Actually I'll disagree on this one. Depending on how captive the audience is (e.g., workers must use it for their job), you could invalidate simple passwords whenever a new password is setup (e.g., check against a leaked password list of a ~million common passwords and invalidate all matches, or doesn't pass other minimum standards: must be 8+ characters with upper/lower/number/symbol or a 20+ character passphrase). Basically, if its a secure application that has serious repercussions for your end if an account is breached, something like this is a great idea.

Granted users will have negative user experience if you are too strict (so if you are a simple web app or an online retailer that wants lots of users and doesn't really worry about accounts being stolen from weak passwords, you probably do not want to implement strict password rules; but the retailer should do things like require re-entering credit card information after the email/shipping address changes and should send an receipt email after all purchases).

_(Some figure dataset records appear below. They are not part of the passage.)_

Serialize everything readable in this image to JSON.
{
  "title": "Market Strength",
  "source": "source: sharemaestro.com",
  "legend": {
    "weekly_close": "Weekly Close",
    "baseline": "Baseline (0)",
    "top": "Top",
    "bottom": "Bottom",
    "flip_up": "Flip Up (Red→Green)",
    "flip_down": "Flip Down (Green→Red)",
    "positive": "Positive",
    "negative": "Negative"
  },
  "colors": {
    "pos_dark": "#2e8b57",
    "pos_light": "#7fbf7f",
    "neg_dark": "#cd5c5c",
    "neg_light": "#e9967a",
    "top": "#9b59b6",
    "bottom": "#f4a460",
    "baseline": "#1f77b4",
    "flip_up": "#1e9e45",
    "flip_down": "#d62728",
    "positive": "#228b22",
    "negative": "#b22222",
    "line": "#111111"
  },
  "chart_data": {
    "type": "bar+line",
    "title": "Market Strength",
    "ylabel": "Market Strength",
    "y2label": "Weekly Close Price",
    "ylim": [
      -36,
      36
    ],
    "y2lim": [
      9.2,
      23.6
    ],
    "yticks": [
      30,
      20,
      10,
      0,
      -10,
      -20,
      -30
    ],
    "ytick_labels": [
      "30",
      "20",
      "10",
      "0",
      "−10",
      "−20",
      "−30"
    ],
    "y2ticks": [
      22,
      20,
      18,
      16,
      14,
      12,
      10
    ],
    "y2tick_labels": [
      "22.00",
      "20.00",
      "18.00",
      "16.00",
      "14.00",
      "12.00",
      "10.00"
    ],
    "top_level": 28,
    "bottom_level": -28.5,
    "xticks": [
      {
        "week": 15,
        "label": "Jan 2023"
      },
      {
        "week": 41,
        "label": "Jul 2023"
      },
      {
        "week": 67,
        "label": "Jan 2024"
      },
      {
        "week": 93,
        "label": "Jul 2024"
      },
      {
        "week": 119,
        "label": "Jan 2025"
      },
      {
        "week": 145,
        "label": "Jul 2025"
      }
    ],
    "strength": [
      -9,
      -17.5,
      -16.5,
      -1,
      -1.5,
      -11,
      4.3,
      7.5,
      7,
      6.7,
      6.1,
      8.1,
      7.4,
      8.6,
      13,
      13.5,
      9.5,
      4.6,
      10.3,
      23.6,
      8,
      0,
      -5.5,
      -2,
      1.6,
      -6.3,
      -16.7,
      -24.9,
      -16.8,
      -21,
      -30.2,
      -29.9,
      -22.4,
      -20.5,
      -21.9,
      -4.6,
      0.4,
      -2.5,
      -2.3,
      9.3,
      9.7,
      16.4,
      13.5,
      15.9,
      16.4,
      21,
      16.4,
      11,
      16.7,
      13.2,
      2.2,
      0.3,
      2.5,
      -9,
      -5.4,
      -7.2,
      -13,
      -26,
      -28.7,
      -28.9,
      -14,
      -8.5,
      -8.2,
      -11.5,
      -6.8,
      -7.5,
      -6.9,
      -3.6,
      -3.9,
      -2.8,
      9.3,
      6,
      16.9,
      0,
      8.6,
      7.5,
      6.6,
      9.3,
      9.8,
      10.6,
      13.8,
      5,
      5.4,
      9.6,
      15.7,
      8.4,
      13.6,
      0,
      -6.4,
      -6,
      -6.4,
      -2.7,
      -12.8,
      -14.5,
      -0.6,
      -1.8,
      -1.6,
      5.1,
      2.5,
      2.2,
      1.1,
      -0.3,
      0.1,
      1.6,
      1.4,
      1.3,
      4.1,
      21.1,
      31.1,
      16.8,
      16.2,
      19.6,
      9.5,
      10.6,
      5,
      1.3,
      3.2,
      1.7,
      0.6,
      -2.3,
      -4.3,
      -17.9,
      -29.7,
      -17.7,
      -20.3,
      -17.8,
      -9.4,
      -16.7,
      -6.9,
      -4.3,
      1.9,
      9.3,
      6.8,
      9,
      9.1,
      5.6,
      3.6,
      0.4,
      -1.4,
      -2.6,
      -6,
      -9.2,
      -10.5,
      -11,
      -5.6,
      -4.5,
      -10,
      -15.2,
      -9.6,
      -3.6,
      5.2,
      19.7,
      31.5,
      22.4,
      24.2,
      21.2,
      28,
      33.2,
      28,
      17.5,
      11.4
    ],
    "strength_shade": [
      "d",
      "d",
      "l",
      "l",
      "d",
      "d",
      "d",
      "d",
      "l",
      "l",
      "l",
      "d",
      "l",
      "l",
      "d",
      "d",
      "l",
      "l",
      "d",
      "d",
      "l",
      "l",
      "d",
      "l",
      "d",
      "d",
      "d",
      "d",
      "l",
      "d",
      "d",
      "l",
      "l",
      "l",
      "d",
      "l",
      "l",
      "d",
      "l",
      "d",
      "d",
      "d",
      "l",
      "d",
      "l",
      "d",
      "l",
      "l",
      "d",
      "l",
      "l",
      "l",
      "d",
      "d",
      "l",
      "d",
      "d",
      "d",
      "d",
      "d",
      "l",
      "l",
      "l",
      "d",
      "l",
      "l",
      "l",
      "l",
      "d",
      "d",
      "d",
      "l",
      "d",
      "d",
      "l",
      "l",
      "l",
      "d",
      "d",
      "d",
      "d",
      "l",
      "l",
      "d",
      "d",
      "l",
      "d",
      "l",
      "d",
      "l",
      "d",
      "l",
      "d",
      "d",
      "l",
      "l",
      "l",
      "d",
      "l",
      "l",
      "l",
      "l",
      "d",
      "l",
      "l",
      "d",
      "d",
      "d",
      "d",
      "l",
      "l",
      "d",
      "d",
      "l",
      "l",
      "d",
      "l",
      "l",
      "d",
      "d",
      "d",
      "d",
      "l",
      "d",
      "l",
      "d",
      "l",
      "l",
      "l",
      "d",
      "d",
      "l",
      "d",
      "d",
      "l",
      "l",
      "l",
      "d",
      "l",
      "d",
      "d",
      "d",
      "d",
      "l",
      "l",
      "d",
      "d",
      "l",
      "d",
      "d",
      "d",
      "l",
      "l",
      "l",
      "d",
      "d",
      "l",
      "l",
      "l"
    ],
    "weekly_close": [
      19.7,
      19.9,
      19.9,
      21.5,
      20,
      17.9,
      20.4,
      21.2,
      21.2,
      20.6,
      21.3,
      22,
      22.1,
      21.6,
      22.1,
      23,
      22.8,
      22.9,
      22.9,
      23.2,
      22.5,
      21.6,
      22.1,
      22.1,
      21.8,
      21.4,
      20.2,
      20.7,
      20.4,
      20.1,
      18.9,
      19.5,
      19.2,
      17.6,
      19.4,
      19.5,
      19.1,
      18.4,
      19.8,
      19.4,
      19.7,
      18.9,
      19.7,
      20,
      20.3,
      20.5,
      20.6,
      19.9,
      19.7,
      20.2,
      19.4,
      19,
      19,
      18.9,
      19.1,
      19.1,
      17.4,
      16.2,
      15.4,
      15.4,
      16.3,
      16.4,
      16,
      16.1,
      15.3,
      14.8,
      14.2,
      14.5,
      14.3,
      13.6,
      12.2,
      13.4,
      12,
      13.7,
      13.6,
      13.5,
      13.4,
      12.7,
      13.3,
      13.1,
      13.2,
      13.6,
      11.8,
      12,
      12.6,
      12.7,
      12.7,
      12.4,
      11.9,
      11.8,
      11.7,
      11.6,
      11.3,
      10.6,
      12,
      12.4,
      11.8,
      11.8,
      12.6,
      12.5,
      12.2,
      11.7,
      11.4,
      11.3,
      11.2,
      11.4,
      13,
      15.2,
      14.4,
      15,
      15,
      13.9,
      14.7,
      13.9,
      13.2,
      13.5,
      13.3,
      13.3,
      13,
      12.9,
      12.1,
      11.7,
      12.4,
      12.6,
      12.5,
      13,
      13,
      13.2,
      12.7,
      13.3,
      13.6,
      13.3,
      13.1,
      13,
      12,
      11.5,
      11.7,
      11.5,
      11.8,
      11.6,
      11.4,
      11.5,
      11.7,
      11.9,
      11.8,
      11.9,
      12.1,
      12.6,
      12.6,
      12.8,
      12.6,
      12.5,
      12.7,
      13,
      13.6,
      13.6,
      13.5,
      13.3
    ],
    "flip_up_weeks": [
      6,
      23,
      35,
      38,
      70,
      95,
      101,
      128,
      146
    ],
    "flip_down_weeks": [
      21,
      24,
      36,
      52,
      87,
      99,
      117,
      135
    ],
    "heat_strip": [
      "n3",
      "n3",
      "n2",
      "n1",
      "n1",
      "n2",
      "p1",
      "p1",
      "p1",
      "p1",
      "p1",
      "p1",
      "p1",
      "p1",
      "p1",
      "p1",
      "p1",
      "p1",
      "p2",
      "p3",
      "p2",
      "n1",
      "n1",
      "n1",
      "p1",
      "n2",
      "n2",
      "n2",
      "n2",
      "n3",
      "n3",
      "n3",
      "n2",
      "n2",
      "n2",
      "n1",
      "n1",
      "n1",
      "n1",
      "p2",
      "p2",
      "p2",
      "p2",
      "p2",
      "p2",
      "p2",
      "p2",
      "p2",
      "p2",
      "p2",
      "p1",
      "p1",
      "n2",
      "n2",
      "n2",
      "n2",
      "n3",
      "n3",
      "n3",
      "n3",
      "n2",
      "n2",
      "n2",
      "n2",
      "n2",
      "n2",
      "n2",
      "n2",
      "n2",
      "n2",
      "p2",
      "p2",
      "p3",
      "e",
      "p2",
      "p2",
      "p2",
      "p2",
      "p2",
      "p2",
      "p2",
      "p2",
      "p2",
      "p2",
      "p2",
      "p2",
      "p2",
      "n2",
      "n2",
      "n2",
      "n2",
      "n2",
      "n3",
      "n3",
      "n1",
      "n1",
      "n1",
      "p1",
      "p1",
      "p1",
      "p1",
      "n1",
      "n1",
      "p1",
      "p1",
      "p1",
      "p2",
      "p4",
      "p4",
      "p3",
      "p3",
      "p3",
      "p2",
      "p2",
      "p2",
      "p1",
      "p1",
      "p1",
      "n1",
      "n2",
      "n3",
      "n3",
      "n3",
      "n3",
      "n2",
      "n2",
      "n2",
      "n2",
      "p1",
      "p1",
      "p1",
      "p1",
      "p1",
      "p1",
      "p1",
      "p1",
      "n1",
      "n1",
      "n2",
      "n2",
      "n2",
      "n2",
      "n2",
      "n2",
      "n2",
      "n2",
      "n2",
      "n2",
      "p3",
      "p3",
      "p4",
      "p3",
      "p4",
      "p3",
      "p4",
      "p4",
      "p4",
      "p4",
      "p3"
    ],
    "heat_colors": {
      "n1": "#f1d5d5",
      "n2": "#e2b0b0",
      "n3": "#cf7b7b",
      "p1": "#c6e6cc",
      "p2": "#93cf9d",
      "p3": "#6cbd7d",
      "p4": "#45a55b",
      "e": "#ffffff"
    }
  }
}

Also, beware this ultimately weakening security by users posting the password on their monitor in a common work environment; so make it clear that there are consequences to a user's account being breached.

Answer 2

I add label to the hash, for example, ip address:

10.10.10.10:bDcxWMe1v81o97HbRrVF1:1234

Also, in the DB you can add timestamp:

bDcxWMe1v81o97HbRrVF1:Fri Aug  3 12:42:48 UTC 2012

Plus, sometimes I add the version and name of the function which created it:

bDcxWMe1v81o97HbRrVF1:bcrypt1.0

As a result, you have a hash with additional SECURITY information, which then you encrypt with asymmetric public key as in RSA:

For example:

RSA(private, 10.10.10.10:bDcxWMe1v81o97HbRrVF1:1234:Fri Aug  3 12:42:48 UTC 2012:bcrypt1.0)

Result is encrypted:

7UnUO98lbDcxWMe1v817UnUO98lbDcxWMe1v817UnUO98lbDcxWMe1v817UnUO98lbDcxWMe1v817UnUO98lbDcxWMe1v81

When you submit the password, the hash is computed as normal, along with other plain-text data, for example ip address obtained from the connection or cookie-id, the result is crypted with RSA, and validated if the user can obtain a session, e.g. if the value is matching. The data on the server is non-decryptable, so you cannot crack it as normal hash value, because it's encrypted with RSA, and you cannot decrypt RSA that easy as hash value, and the additional plain-text data is hidden too, and can be reversed if required for example to perform validation of the connection on another system, so this way the hash value is bound to the connection between e.g. load balancer where it decrypts the request without computing complex hash but doing RSA decryption and the web where it validates the password by making full hash calculation.

Particular usage scenario for this could be very difficult, but maybe it could use the password, I'll think about this he.